Pope Francis battled a hoarse voice and was bundled up in a thick coat as he presided over a Mass in St Peter’s Square before tens of thousands of faithful on Palm Sunday, a day after he left hospital following treatment for bronchitis.
The sun broke through the clouds during the Mass, one of the longest services on the church’s calendar, as Francis, red vestments placed over his coat, sat in a chair under a canopy erected in the square.
He took his place after standing and clutching a braided palm branch in a Pope mobile that drove at the tail end of a long, solemn procession of cardinals, other prelates and rank-and-file Catholics. Each participant carried palm fronds or olive tree branches.
Francis, 86, received antibiotics administered intravenously during his three-day hospital stay. His last appearance in St Peter’s Square was for his regular Wednesday public audience before he was taken to Rome’s Gemelli Policlinic later that day after feeling ill.

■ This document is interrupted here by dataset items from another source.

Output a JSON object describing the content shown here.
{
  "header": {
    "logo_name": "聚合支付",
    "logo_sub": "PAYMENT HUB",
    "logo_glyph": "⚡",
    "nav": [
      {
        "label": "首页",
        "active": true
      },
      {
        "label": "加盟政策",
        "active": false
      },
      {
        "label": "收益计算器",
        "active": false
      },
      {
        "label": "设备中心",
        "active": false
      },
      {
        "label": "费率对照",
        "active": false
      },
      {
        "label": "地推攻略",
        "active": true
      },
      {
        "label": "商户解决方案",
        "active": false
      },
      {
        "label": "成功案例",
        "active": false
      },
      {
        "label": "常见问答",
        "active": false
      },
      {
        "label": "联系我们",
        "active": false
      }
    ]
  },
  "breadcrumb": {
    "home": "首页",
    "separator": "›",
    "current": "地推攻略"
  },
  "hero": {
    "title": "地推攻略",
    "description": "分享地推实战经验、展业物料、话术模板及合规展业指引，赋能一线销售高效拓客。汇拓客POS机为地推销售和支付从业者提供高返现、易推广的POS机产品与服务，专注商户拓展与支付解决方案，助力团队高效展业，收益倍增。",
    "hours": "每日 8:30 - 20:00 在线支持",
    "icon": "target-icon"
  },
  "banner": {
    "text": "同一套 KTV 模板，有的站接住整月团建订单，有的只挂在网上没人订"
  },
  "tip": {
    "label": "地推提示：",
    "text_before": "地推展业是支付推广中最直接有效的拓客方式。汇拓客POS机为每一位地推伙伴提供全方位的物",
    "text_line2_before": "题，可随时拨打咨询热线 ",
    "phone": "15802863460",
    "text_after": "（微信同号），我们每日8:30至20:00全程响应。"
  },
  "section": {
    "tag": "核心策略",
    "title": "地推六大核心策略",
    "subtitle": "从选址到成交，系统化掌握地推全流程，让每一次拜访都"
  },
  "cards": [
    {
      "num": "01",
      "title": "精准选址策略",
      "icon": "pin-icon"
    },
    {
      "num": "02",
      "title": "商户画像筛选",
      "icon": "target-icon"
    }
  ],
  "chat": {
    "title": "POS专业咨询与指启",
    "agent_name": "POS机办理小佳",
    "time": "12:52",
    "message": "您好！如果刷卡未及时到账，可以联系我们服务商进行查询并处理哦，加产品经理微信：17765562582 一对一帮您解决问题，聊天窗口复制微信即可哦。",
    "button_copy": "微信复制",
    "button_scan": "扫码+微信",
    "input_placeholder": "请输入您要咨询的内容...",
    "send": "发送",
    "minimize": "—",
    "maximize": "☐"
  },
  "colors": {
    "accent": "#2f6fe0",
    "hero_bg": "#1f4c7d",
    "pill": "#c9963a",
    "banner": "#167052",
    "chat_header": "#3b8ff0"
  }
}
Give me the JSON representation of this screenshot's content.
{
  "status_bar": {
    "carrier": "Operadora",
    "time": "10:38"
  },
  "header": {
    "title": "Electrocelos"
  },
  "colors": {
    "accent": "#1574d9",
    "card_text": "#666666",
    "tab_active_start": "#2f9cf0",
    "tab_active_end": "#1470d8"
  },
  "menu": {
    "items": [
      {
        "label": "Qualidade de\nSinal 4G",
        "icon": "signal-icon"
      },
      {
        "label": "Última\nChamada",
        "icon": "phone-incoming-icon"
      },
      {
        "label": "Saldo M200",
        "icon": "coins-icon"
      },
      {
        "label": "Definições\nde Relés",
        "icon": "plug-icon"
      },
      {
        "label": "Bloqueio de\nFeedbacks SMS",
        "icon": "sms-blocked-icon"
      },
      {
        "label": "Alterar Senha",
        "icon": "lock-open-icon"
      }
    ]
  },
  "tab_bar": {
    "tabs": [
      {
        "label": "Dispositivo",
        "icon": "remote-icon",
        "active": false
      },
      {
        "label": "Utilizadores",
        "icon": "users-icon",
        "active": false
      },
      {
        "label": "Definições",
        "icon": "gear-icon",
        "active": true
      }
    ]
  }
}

His voice sounded strong as he opened the Mass, but later sounded strained. But despite that, Francis read a 15-minute speech, occasionally adding off-the-cuff remarks for emphasis or gesturing with a hand.
His homily focused on moments when people feel “extreme pain, love that fails, or is rejected or betrayed”.
He cited “children who are rejected or aborted”, as well as broken marriages, “forms of social exclusion, injustice and oppression, (and) the solitude of sickness”.
Deviating from his prepared speech, Francis spoke about a homeless German man who died, “alone, abandoned”, under the colonnade circling St Peter’s Square, where homeless persons often sleep.
“I, too, need Jesus to caress me,” Francis said.
Palm Sunday marks Jesus’s entrance into Jerusalem in the time leading up to his crucifixion, which Christians observe on Good Friday.
Sunday’s Mass opened a heavy schedule of Holy Week appointments for the pontiff. The Vatican on Saturday said Francis would preside at the Holy Week ceremonies, which culminate with Easter Sunday Mass in the square on April 9.